Equality of Opportunity
Countless statistics show that the gap between the rich and poor has widened considerably and continues to widen. To an extreme, an economics professor at George Mason recently published a book in which he predicts the population will be divided into two groups: those who are good at working with intelligent machines, and those who can be replaced by them. This is obviously a scary outcome, but are we focusing on the wrong thing?
At the risk of offending Thomas Jefferson, individuals are not created equal. We all have unique skills and talents, and it is this diversity that helps make the world a great place. Some level of inequality is inherently good for society. Motivation to better oneself and one’s family through hard work and innovation leads to economic growth and job creation. Without financial motivation, economic systems and societies crumble. But what degree of inequality should societies tolerate or even strive for? This is an intriguing question, but one that may be impossible to answer.
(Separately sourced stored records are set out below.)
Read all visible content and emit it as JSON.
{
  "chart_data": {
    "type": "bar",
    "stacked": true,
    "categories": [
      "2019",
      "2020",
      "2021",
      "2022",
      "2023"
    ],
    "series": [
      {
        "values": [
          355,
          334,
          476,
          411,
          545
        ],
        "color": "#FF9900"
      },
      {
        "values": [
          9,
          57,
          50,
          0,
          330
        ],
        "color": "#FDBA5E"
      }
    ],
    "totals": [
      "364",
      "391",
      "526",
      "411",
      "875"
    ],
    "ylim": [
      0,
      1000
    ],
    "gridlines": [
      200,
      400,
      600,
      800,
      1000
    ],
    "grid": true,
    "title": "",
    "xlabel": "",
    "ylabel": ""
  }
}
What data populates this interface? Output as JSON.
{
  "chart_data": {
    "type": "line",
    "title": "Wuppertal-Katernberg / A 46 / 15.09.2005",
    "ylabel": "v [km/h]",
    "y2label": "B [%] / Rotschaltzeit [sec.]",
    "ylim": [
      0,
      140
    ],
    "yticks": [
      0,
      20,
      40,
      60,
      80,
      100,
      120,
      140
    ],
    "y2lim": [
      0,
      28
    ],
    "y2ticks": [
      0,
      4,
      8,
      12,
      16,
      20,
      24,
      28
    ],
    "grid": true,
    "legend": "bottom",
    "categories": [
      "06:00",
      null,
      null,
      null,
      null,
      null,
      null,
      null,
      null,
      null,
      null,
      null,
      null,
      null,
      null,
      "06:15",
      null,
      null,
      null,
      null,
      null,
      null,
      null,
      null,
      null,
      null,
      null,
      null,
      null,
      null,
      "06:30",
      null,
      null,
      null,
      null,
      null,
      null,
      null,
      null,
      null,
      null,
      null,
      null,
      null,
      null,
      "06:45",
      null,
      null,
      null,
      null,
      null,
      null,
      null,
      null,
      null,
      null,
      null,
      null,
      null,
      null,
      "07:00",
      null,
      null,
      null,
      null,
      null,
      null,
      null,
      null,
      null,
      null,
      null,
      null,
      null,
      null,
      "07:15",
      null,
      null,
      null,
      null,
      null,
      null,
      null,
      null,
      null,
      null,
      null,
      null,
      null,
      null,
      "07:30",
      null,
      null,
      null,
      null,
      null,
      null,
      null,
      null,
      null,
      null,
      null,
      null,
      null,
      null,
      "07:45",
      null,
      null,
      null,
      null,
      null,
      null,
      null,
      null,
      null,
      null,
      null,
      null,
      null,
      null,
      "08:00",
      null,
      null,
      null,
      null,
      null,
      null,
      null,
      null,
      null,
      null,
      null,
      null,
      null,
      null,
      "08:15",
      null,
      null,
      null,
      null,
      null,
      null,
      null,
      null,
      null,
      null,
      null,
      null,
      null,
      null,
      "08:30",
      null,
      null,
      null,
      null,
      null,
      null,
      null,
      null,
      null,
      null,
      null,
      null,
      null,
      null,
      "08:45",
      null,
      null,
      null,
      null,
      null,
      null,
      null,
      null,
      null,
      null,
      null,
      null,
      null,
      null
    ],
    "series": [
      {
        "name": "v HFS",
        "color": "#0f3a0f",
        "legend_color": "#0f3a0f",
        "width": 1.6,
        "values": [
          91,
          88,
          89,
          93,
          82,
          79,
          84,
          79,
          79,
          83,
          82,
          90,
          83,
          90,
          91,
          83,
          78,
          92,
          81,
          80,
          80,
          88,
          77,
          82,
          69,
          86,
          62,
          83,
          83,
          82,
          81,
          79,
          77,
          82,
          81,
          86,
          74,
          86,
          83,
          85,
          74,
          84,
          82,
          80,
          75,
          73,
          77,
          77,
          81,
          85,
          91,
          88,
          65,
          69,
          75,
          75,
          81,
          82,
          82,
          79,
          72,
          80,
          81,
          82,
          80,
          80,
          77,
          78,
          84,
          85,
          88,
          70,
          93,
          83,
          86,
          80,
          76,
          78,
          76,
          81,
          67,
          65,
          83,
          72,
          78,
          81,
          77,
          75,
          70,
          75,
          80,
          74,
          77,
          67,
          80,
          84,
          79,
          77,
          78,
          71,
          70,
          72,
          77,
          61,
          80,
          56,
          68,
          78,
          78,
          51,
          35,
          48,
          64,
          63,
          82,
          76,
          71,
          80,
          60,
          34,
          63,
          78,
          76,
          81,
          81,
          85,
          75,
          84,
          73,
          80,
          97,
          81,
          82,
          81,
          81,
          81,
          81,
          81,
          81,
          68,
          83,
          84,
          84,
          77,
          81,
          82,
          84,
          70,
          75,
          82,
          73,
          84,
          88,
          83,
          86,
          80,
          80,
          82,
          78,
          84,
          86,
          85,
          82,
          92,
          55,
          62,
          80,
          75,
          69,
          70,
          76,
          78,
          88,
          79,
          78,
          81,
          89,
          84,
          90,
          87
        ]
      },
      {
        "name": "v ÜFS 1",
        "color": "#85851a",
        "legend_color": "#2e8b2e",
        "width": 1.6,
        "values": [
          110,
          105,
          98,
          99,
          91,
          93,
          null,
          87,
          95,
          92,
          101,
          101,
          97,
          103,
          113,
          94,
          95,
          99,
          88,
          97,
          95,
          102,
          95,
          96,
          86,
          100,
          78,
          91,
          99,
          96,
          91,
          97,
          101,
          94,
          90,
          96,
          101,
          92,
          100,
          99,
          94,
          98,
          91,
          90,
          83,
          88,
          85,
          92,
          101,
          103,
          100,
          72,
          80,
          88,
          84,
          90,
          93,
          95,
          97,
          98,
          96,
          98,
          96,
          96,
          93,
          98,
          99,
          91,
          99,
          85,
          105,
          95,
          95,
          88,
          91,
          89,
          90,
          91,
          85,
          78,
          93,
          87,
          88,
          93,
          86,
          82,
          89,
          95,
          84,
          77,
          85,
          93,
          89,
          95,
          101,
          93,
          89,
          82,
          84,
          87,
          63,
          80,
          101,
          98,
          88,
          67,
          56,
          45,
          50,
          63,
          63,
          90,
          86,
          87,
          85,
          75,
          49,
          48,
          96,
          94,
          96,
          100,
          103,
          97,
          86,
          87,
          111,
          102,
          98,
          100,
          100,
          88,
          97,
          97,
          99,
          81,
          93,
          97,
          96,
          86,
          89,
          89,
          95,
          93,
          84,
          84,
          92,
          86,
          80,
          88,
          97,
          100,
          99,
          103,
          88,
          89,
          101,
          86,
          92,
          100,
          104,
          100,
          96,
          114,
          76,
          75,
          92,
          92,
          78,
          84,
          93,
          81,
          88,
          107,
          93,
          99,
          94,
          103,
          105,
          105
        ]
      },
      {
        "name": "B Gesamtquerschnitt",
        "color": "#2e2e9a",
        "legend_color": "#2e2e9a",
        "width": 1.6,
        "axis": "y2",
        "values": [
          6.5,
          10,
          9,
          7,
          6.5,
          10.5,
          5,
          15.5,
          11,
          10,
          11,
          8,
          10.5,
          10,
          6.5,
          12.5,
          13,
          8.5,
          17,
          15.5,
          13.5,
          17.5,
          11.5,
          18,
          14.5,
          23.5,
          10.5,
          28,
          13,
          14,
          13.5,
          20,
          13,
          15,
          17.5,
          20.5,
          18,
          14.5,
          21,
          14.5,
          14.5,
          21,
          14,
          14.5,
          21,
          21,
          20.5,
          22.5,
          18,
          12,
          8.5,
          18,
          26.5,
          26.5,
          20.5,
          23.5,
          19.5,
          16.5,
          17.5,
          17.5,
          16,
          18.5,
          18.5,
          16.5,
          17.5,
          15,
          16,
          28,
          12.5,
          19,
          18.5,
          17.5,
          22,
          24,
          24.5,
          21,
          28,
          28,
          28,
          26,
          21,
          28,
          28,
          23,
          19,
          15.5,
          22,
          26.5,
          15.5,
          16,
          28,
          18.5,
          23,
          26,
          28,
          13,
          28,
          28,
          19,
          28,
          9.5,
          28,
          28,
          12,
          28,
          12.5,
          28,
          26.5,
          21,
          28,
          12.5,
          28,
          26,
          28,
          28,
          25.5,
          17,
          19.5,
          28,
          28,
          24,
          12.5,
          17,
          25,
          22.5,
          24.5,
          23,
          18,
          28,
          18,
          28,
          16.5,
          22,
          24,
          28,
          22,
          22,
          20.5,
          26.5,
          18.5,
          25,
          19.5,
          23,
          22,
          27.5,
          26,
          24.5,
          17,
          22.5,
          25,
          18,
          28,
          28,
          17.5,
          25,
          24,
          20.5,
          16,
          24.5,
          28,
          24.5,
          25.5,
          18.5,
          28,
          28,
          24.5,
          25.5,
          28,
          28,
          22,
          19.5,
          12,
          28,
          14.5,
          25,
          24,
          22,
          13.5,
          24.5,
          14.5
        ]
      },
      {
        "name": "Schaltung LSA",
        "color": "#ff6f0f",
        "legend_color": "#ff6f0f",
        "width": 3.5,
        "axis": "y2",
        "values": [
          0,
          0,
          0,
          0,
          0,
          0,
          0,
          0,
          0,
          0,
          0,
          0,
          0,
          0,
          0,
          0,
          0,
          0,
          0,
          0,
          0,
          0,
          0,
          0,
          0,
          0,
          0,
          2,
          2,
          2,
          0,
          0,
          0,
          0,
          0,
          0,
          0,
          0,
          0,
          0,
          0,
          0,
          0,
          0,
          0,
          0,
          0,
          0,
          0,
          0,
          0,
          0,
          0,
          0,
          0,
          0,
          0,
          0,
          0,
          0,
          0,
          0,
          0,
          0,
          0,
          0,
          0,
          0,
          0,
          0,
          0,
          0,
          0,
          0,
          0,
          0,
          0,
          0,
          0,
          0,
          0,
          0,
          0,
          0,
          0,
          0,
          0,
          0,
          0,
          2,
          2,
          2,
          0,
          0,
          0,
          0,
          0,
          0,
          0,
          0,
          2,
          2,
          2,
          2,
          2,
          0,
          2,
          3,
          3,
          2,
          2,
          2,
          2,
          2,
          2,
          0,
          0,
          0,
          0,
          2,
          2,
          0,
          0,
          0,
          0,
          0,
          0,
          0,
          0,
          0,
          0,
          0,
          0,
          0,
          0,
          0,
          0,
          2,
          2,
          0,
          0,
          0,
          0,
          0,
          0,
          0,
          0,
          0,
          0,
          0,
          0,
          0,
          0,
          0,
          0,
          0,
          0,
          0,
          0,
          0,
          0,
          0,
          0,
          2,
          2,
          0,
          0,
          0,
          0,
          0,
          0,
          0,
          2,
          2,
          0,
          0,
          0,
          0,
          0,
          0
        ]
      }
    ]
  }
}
Most politicians, economists, and journalists are focusing on equality of outcome, which I believe is the wrong area of focus. The inherent dynamic nature of the human race makes this an impossibility. Rather, we should be focusing on equality of opportunity.
The key variable to increasing equality of opportunity is education, and there are two very concerning trends in our education system – the lack of competitiveness when comparing our students with the rest of the world and the growing gap in test scores between rich and poor children in the United States. Paul Peterson, a Harvard professor, and Eric Hanushek, a senior fellow at the Hoover Institute performed an interesting study that showed a country’s economic growth is directly tied to the cognitive skills of its citizens. Countries at the top of the achievement distribution such as Korea, Taiwan, Singapore and Hong Kong had growth almost 2% per year higher than countries with average achievement statistics. In contrast, South Africa, Argentina, the Philippines, and Peru were at the bottom of the achievement distribution and had growth almost 2% lower per year than countries with average achievement statistics. Differences in education also explain disparity within our country. The current unemployment rate is 7.2%, but that jumps to 11.3% for individuals with less than a high school degree and drops to 3.5% for those who have a college degree or greater.
Improving our education system will enhance our economic growth and expand opportunities for individuals to climb the economic ladder. But how do we best do this? Throwing money at the problem will not solve it. According to Peterson and Hanushek, the U.S. spends on average $12,000 per pupil in grades K-12, one of the highest amounts in the world. Furthermore, states that spent more per pupil did not see higher student performance. How we spend money is much more important than how much we spend. Where to get the most bang for the buck, in my opinion, is by spending money on those that directly impact our students: our teachers. Deciding how to distribute increased funds to teachers should be based on rewarding the most effective teachers, however assessing teacher effectiveness is no easy task. National student test scores contain biases, and results can be skewed by influences outside of the classroom. According to an article in The Economist, a recent study attempted to strip out the biases in test scores and quantify the importance of good teachers. This study found, “exposure to better teachers is associated with an increased probability of attending university, and among pupils who go on to university, with attendance at better ones, as well as with higher earnings.” The study also found that, “good teachers also seem to reduce odds of teenage pregnancy and raise participation in retirement-savings plans.” The authors of the study quantified that the impact of swapping an average teacher in place of a teacher at the bottom of the value-added spectrum raises the collective lifetime income of each class they teach by $1.4 million. A study by the Bill & Melinda Gates foundation further supported the importance of teachers by concluding that, “some teachers can produce test-score gains regardless of the past performance of their students.”
In Coming Apart, Charles Murray depicts our society as one in which the new upper class has segregated themselves from others and leads a life that does not intersect with other socioeconomic groups. He traces this trend to the significant increase in cognitive ability at top tier colleges in the late 1950s and early 1960s. Men and women at these top tier colleges then married and had children. The parents’ high income levels allowed both nature and nurture to take effect and spawn a group of highly intelligent and motivated children with parents that would invest great sums of time and money in their education. Many social economists fear the self-perpetuating nature of this cycle. The question is not a matter of inhibiting this cycle, but rather how do we raise the standards of education for those that were not born with the same resources.
I believe the answers to increasing the equality of opportunity lie in a combination of increasing pay of our good teachers, allowing school districts to terminate underperforming teachers, and giving families choice in which schools to attend. I believe these three steps will strengthen our education system and lay the groundwork for future economic growth. Admittedly it will take time and patience before we see any effects of these efforts, but we should focus on what we can control, not on what is out of our control. Let’s provide a wonderful opportunity for all. The outcomes will follow.